- Povlja waterfront
- Povlja Location within Croatia
- Coordinates: 43°20′02″N 16°50′24″E﻿ / ﻿43.334°N 16.84°E
- Country: Croatia
- County: Split-Dalmatia County
- Founded: 1632

Government
- • Body: Municipality of Selca
- • Mayor: Ivan Marijančević

Area
- • Total: 10.8 km^{2} (4.2 sq mi)
- Elevation: 1 m (3.3 ft)

Population (2021)
- • Total: 335
- • Density: 31.0/km^{2} (80.3/sq mi)
- Postal code: 21413
- Area code: +385 (HR) + 21 (Selca)
- Patron saints: Sv. Ivan

= Povlja =

Povlja (/sh/, locally Povje /sh/) is a village on the island of Brač in Croatia. The village itself is located in a deep natural harbour surrounded by many other deep natural harbours, bays (Luke). Because of that it is famous for short-term and overnight docking. There are a couple of restaurants with superb local cuisine. The village is famous for its crystal clear sea and is popular for family vacation due to its calmness. It is notable for being a completely intact Mediterranean village. Many locals rent out apartments in most houses in the village. Booking is best done well ahead of planned visit due to high demand. The place features many beaches varying from stone, concrete to tiny pebble beaches.

== Geography ==
Povlja is located in a natural bay, on the east side of the Island of Brač.

== Demographics ==
The town of Povlja has a population of approximately 364 people, according to the 2011 census, the majority of which are Croats. The most practiced religion is Catholicism.

== History ==

The early Christian basilica from the 6th century in Povlja, with retracted apse, decorated with a tripartite window on the posts and the octagonal baptistery is one of the most sacred buildings of this kind in Croatia.
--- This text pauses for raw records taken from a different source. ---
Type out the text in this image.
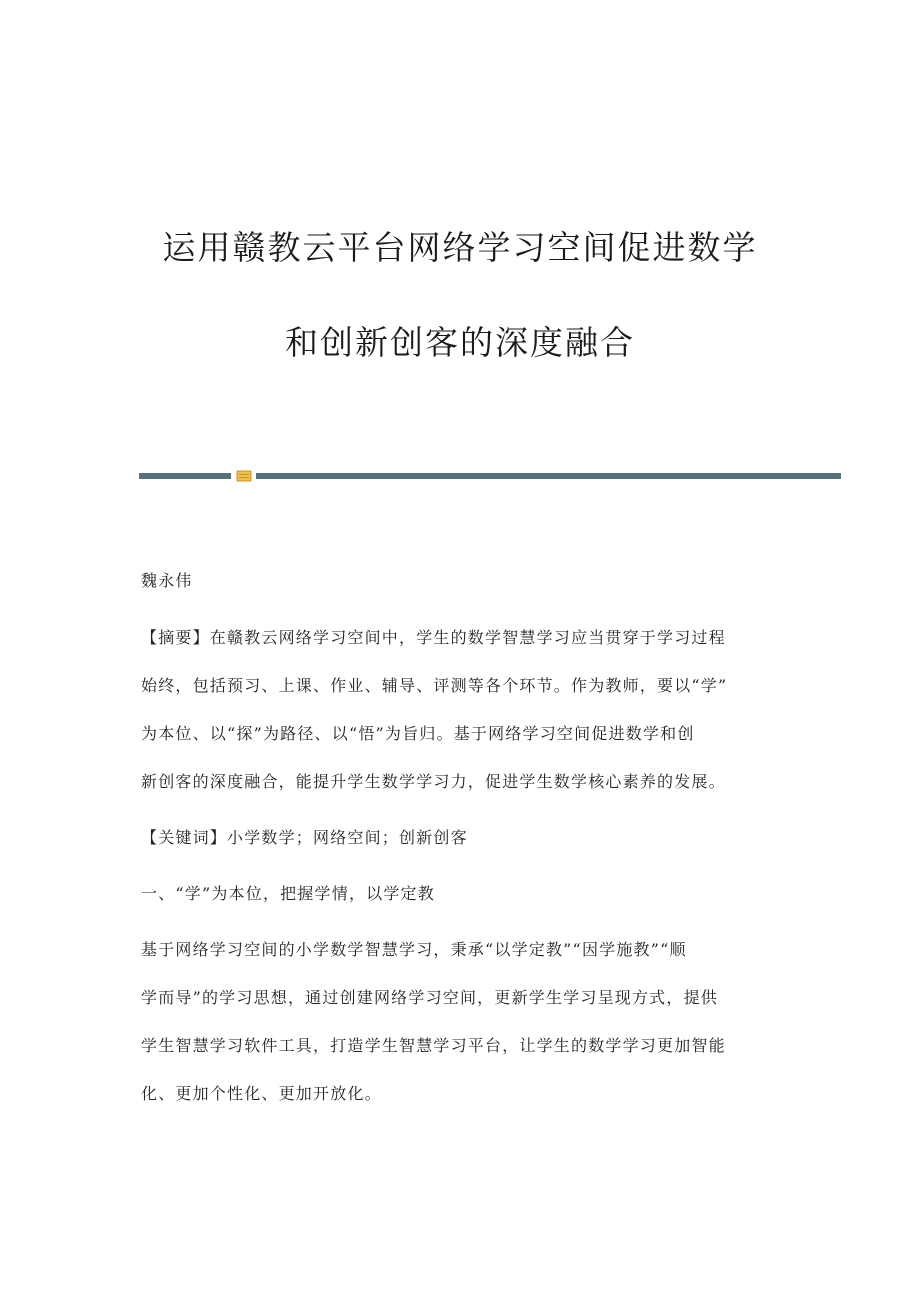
运用赣教云平台网络学习空间促进数学
和创新创客的深度融合
魏永伟
【摘要】在赣教云网络学习空间中，学生的数学智慧学习应当贯穿于学习过程
始终，包括预习、上课、作业、辅导、评测等各个环节。作为教师，要以“学”
为本位、以“探”为路径、以“悟”为旨归。基于网络学习空间促进数学和创
新创客的深度融合，能提升学生数学学习力，促进学生数学核心素养的发展。
【关键词】小学数学；网络空间；创新创客
一、“学”为本位，把握学情，以学定教
基于网络学习空间的小学数学智慧学习，秉承“以学定教”“因学施教”“顺
学而导”的学习思想，通过创建网络学习空间，更新学生学习呈现方式，提供
学生智慧学习软件工具，打造学生智慧学习平台，让学生的数学学习更加智能
化、更加个性化、更加开放化。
The baptistery in the 12th century was transformed into a church which had a door in the south front wall from 1184. To the public its doorstep became known as the "Povaljski Prag". From the Benedictine monastery a monument called "The Charter of Povlja", one of the oldest and most important Croatian monuments written Croatian Cyrillic script was found - the plate hails from the year 1184, a transcript was made from it in the year 1250. In the 18th and 19th century, the church was enlarged and over the shrine a castle was built under which, according to legend, a Greek boy with great treasure was buried. Legends related to Povlja are the local woman Helena of the Cross, the mother of Emperor Constantine the Great, who was taken to Constantinople from Povlja and that of St. John of Povlja, who walked on the sea and his preaching drove away the plague.